SUSY Asylum has shocking moments, but I believe I’ve found a much better balance than with the stories I wrote as a teenager. It is a story with definite horror, but not a horror story. Since high school, I’ve been influenced by many more authors, especially ones currently writing YA. But SUSY pays homage to the King of my childhood nightmares. The horrors Oliver goes through in SUSY Asylum are necessary to develop him into the hero he will need to become to survive the Lorne family. He will not soon forget what he has to go through in this book, and I hope readers will find the second leg of his journey just as haunting and memorable.

Thank you, Jean, for having me on your blog today.

In SUSY Asylum, there is no release.
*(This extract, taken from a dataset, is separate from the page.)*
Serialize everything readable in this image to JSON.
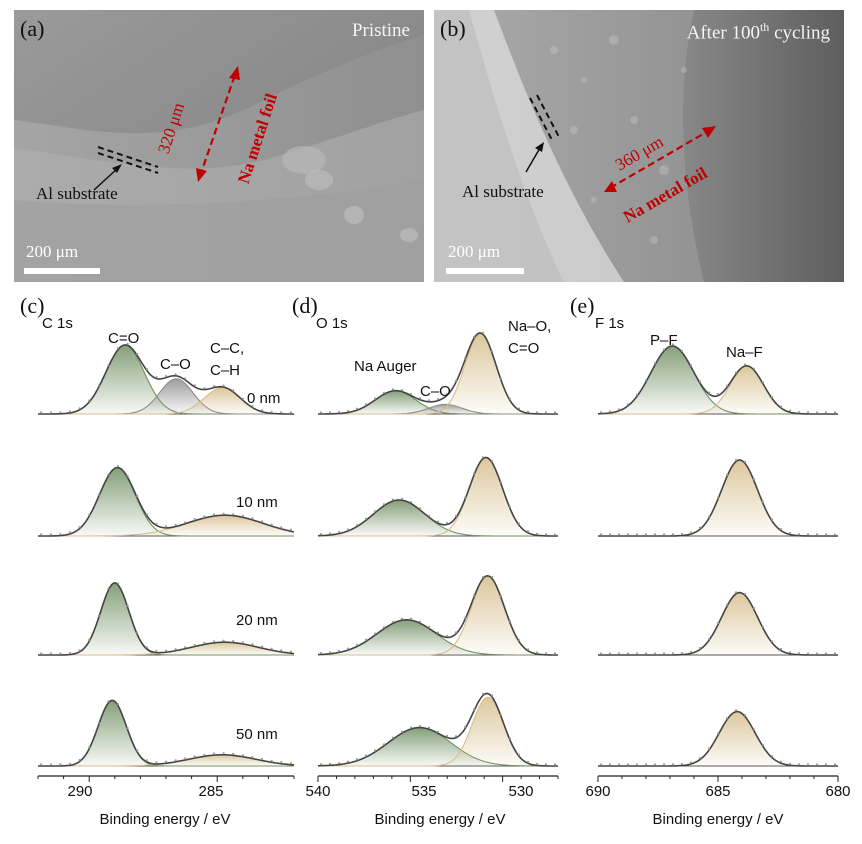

There is no escape. No hope.

Oliver and Desiree are introduced to the writings of a mysterious blogger, Commodore Chaos, when they return to Provex City to indulge in what the sublime city has to offer. The blogger claims the Lornes are collecting people venturing between the higher planes of awareness and locking them away in a mythical asylum. But are these legitimate concerns for inter-plane travelers or just the ramblings of an anonymous conspiracy blogger?

Oliver looks to Provex City as his only connection to his father while Desiree looks to the city as an escape from the torment of losing her best friend—again. Provex City is a wonder of beautiful treasures, entrancing them to continue returning. But behind the beauty, wolves have continued hunting Oliver, a boy who is still unaware of his importance in the rebellion.
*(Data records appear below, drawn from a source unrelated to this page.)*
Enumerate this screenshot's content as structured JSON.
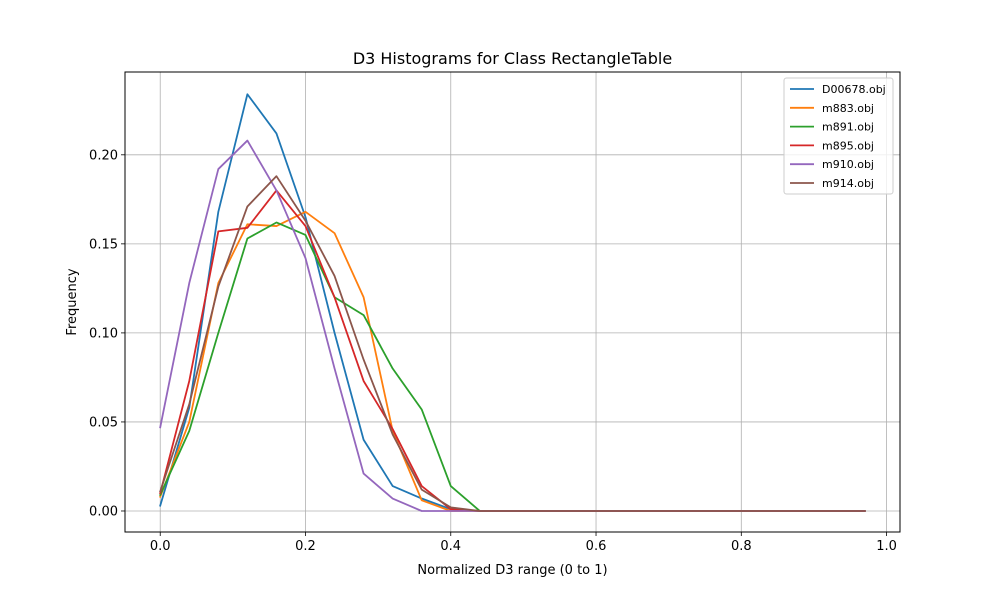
{
  "chart_data": {
    "type": "line",
    "title": "D3 Histograms for Class RectangleTable",
    "xlabel": "Normalized D3 range (0 to 1)",
    "ylabel": "Frequency",
    "xlim": [
      -0.0485,
      1.0185
    ],
    "ylim": [
      -0.0118,
      0.2465
    ],
    "xticks": [
      0.0,
      0.2,
      0.4,
      0.6,
      0.8,
      1.0
    ],
    "xtick_labels": [
      "0.0",
      "0.2",
      "0.4",
      "0.6",
      "0.8",
      "1.0"
    ],
    "yticks": [
      0.0,
      0.05,
      0.1,
      0.15,
      0.2
    ],
    "ytick_labels": [
      "0.00",
      "0.05",
      "0.10",
      "0.15",
      "0.20"
    ],
    "grid": true,
    "legend_position": "top-right",
    "x": [
      0.0,
      0.04,
      0.08,
      0.12,
      0.16,
      0.2,
      0.24,
      0.28,
      0.32,
      0.36,
      0.4,
      0.44,
      0.48,
      0.52,
      0.56,
      0.6,
      0.64,
      0.68,
      0.72,
      0.76,
      0.8,
      0.84,
      0.88,
      0.92,
      0.97
    ],
    "series": [
      {
        "name": "D00678.obj",
        "color": "#1f77b4",
        "values": [
          0.003,
          0.058,
          0.168,
          0.234,
          0.212,
          0.165,
          0.1,
          0.04,
          0.014,
          0.007,
          0.001,
          0,
          0,
          0,
          0,
          0,
          0,
          0,
          0,
          0,
          0,
          0,
          0,
          0,
          0
        ]
      },
      {
        "name": "m883.obj",
        "color": "#ff7f0e",
        "values": [
          0.008,
          0.05,
          0.128,
          0.161,
          0.16,
          0.168,
          0.156,
          0.12,
          0.045,
          0.006,
          0.0,
          0,
          0,
          0,
          0,
          0,
          0,
          0,
          0,
          0,
          0,
          0,
          0,
          0,
          0
        ]
      },
      {
        "name": "m891.obj",
        "color": "#2ca02c",
        "values": [
          0.009,
          0.045,
          0.1,
          0.153,
          0.162,
          0.155,
          0.12,
          0.11,
          0.08,
          0.057,
          0.014,
          0.0,
          0,
          0,
          0,
          0,
          0,
          0,
          0,
          0,
          0,
          0,
          0,
          0,
          0
        ]
      },
      {
        "name": "m895.obj",
        "color": "#d62728",
        "values": [
          0.01,
          0.073,
          0.157,
          0.159,
          0.18,
          0.16,
          0.12,
          0.073,
          0.046,
          0.014,
          0.001,
          0,
          0,
          0,
          0,
          0,
          0,
          0,
          0,
          0,
          0,
          0,
          0,
          0,
          0
        ]
      },
      {
        "name": "m910.obj",
        "color": "#9467bd",
        "values": [
          0.047,
          0.128,
          0.192,
          0.208,
          0.18,
          0.142,
          0.08,
          0.021,
          0.007,
          0.0,
          0,
          0,
          0,
          0,
          0,
          0,
          0,
          0,
          0,
          0,
          0,
          0,
          0,
          0,
          0
        ]
      },
      {
        "name": "m914.obj",
        "color": "#8c564b",
        "values": [
          0.011,
          0.06,
          0.126,
          0.171,
          0.188,
          0.163,
          0.132,
          0.085,
          0.043,
          0.012,
          0.002,
          0,
          0,
          0,
          0,
          0,
          0,
          0,
          0,
          0,
          0,
          0,
          0,
          0,
          0
        ]
      }
    ]
  }
}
Oliver’s belief is waning. Desiree will not always be by his side. Mr. Gordon will not always come to his aid. Oliver finds himself alone, forced to confront his biggest fears, fight his inner demons, and face the very cold reality that no one is coming to save him.

Welcome to SUSY Asylum.


  1. This sounds awesome!! Thanks for the giveaway :)

  2. Fantastic post! Thanks so much for hosting a tour stop today Jean!

  3. Thanks so much for having me as a guest post today. :)

  4. I would love to read this book. It sounds so good. Thanks for the giveaway.